From the foregoing and with reference to the various figure drawings, those skilled in the art will appreciate that certain modifications can also be made to the present disclosure without departing from the scope of the present disclosure. For example, in some case it may be preferable to employ a converter to convert ultrasound to the power transducer and/or use an audio signal to activate an internally housed transducer. Although it is preferable to fill the resonating chamber with a ultrasound conducting fluid, in some cases it may be preferable to shape the resonating chamber as a resonating horn filled with a solid material.

Although the various prosthetic devices of Figs. 10-13 show resonating chambers similar in construction to the resonating chamber of Fig. 3, it is contemplated that various resonating chambers described herein may be used in combination with the prosthetic devices of the Figs. 10-13 embodiments. Likewise, it is contemplated that the various patterns shown on the outer periphery of the prostheses shown with respect to Figs. 7A-7E can be employed on the prosthetic devices shown in Figs. 10-13.

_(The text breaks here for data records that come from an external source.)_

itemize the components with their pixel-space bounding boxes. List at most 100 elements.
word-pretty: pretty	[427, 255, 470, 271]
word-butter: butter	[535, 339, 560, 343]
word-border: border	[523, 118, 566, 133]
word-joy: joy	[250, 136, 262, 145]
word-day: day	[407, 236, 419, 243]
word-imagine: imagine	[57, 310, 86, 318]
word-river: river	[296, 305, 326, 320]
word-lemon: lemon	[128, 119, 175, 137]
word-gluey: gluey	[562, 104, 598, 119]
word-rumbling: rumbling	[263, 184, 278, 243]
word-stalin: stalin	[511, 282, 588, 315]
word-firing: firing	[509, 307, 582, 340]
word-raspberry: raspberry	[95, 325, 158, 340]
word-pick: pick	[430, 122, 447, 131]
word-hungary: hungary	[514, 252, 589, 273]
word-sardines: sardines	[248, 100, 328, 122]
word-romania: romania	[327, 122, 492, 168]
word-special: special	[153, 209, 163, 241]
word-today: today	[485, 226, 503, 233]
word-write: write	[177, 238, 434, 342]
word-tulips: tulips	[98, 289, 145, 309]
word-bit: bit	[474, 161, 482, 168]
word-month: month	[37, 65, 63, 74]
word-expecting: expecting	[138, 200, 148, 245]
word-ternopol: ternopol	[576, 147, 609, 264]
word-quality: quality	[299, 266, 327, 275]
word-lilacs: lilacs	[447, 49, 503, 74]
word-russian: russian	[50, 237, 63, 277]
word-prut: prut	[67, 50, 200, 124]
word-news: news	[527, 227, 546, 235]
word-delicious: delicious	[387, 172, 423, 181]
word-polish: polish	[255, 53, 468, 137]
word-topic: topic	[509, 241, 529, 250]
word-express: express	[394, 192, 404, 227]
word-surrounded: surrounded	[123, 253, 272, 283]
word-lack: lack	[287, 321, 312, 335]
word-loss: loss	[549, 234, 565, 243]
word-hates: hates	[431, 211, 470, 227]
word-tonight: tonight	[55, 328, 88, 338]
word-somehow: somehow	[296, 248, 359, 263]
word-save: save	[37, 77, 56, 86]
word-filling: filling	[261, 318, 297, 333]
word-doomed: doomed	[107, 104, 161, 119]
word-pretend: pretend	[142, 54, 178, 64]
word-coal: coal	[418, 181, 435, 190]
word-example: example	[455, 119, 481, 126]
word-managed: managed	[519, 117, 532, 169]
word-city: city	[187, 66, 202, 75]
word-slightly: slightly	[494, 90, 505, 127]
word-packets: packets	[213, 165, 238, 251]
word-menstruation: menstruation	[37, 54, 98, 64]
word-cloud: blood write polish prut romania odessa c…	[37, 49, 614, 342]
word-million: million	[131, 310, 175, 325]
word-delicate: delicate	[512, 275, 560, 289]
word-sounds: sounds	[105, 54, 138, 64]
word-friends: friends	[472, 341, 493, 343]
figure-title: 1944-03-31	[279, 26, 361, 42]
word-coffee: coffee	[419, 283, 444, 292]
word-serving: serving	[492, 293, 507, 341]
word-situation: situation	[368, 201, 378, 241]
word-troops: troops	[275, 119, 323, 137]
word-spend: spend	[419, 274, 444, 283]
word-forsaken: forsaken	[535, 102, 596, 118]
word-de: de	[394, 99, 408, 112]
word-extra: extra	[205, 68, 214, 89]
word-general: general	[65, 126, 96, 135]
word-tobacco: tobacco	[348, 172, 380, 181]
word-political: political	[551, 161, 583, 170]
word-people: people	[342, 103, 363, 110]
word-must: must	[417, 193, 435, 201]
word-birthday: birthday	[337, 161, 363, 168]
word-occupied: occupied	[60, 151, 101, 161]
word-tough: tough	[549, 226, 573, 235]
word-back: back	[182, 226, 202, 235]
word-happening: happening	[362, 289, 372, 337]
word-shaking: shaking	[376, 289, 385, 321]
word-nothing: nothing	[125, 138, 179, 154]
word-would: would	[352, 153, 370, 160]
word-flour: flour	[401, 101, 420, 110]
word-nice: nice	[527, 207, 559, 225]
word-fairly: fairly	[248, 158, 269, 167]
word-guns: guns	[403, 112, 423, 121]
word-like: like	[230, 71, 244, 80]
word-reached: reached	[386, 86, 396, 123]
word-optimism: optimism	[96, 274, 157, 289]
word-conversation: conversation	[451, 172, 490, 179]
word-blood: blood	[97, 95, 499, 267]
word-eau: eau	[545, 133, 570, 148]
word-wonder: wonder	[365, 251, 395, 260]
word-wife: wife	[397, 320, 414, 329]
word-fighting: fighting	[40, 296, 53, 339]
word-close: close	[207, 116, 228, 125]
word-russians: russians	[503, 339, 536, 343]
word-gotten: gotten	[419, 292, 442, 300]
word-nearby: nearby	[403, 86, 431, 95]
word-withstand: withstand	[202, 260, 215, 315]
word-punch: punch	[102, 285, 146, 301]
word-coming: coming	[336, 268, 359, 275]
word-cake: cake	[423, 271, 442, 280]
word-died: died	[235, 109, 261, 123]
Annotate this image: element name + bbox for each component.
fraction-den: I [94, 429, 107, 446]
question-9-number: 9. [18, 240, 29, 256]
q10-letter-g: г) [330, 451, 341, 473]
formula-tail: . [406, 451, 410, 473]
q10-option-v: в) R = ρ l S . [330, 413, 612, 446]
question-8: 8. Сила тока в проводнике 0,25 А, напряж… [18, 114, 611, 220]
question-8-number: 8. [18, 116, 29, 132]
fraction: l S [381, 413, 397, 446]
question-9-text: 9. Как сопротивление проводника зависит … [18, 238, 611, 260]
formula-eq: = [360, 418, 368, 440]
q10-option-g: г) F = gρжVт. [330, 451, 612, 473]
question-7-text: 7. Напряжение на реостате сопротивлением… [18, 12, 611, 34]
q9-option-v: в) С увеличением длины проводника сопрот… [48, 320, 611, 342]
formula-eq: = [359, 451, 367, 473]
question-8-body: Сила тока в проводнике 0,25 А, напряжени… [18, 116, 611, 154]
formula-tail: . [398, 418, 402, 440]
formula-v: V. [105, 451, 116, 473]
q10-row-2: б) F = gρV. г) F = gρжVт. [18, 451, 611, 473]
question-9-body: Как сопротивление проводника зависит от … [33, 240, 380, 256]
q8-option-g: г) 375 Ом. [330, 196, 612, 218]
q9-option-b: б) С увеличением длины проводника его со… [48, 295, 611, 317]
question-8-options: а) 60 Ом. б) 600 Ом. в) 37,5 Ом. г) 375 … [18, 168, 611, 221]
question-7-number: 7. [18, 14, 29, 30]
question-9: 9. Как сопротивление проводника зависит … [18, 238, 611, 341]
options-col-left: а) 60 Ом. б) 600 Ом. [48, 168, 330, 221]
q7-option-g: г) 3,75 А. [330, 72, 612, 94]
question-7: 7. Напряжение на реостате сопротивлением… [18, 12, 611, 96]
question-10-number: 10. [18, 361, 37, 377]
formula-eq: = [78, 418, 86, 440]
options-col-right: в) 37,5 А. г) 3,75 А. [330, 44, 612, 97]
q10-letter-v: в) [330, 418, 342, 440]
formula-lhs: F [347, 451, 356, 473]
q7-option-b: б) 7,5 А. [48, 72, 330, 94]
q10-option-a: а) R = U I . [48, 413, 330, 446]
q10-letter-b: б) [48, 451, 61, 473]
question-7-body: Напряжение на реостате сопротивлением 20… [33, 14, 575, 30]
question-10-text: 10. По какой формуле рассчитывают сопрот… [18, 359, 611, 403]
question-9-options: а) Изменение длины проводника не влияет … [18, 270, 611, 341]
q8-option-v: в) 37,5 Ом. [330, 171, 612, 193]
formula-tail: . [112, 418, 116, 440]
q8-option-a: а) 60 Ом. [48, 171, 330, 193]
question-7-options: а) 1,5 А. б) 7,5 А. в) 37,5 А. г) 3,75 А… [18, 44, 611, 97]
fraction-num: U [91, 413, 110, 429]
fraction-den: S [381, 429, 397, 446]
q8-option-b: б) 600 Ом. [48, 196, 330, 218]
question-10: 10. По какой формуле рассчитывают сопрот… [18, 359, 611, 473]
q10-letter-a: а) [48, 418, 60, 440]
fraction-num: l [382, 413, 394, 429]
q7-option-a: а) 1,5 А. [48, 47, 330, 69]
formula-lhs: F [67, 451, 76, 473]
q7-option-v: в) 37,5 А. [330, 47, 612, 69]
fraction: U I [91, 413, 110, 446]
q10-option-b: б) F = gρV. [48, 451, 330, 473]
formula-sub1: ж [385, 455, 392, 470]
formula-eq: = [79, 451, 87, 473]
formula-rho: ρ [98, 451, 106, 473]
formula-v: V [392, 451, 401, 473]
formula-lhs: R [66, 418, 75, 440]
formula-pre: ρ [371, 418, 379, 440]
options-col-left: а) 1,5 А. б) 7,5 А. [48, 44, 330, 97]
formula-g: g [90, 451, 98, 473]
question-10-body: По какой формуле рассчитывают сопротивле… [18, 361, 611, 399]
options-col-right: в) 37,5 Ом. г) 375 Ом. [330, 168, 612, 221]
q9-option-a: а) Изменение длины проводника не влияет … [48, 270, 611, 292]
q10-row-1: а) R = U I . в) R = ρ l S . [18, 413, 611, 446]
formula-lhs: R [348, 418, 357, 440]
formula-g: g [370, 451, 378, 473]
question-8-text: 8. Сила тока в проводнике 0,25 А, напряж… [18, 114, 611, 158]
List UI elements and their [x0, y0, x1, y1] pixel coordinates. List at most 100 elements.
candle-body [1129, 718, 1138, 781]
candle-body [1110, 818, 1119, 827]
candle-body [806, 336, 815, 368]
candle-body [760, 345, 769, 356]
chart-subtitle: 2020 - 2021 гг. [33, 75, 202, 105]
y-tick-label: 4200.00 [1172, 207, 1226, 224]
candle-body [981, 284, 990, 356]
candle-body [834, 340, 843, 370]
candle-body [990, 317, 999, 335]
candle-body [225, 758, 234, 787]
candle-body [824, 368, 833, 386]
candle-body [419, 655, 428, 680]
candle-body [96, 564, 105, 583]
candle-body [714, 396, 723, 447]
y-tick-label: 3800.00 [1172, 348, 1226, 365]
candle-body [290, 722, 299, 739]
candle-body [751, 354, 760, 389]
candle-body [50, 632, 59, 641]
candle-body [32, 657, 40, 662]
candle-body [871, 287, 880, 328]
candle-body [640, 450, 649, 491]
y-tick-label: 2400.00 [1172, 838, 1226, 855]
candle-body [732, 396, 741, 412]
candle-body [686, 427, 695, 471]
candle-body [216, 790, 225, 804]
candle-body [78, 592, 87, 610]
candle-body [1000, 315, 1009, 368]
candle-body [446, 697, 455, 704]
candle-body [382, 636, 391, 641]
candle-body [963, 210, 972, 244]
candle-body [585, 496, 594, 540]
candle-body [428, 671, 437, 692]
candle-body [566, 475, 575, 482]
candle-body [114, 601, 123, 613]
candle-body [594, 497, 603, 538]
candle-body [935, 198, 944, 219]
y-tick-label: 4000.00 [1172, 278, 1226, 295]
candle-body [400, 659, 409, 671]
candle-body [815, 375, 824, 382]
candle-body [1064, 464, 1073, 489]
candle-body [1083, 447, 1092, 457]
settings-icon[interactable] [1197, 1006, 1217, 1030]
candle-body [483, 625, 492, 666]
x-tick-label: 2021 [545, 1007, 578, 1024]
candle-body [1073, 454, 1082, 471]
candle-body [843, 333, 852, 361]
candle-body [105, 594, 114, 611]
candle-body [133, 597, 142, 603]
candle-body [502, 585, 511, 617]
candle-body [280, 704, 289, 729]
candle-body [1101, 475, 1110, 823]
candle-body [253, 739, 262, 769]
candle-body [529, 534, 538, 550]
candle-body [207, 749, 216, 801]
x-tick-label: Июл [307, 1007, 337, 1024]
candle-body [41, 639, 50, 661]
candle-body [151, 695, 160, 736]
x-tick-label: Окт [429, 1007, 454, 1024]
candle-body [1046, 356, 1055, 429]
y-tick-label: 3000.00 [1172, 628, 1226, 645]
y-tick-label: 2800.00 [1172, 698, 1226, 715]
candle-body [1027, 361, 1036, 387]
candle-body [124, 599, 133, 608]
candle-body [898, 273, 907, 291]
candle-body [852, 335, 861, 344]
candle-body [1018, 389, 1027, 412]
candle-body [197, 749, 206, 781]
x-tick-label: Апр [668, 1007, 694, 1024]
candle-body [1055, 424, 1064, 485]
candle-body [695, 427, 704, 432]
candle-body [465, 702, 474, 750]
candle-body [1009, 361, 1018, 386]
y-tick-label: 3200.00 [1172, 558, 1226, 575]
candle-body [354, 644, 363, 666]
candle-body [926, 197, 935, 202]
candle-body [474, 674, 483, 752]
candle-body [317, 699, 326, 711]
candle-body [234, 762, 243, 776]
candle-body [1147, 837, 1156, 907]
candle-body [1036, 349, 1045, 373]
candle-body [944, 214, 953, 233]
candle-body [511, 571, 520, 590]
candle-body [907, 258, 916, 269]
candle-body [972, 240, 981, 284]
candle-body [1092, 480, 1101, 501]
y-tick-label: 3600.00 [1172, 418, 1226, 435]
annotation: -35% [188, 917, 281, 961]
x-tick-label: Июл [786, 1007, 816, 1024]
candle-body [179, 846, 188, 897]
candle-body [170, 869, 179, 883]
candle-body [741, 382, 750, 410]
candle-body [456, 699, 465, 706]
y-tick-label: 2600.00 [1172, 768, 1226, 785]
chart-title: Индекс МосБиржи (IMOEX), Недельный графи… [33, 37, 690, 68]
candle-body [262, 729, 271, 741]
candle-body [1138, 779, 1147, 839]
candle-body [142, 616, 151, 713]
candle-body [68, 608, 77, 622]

In addition to the internal and external waveguides shown herein, it is envisioned that the structure can be used in conjunction with porous coatings of the type known in the art either arranged in predetermined patterns or uniformly, see, e. g., U. S. Patent No. 4,536,854, U. S. Patent No. 5,018,285 and U. S. Patent No. 5,004,476.

The various embodiments of the present disclosure provide configurations which cooperate with ultrasonic therapies to induce bony ingrowth into the prosthetic device and provide a more stable fixation between the prosthesis and the bone. While particular embodiments of the disclosure have been described, it is not intended that the disclosure be limited thereto, as it is intended that the disclosure be as broad in scope as the art will allow and that the specification be read likewise. Therefore, the above description should not be construed as limiting, but merely as exemplifications of preferred embodiments. Those skilled in the art will envision other modifications within the scope and spirit of the present disclosure.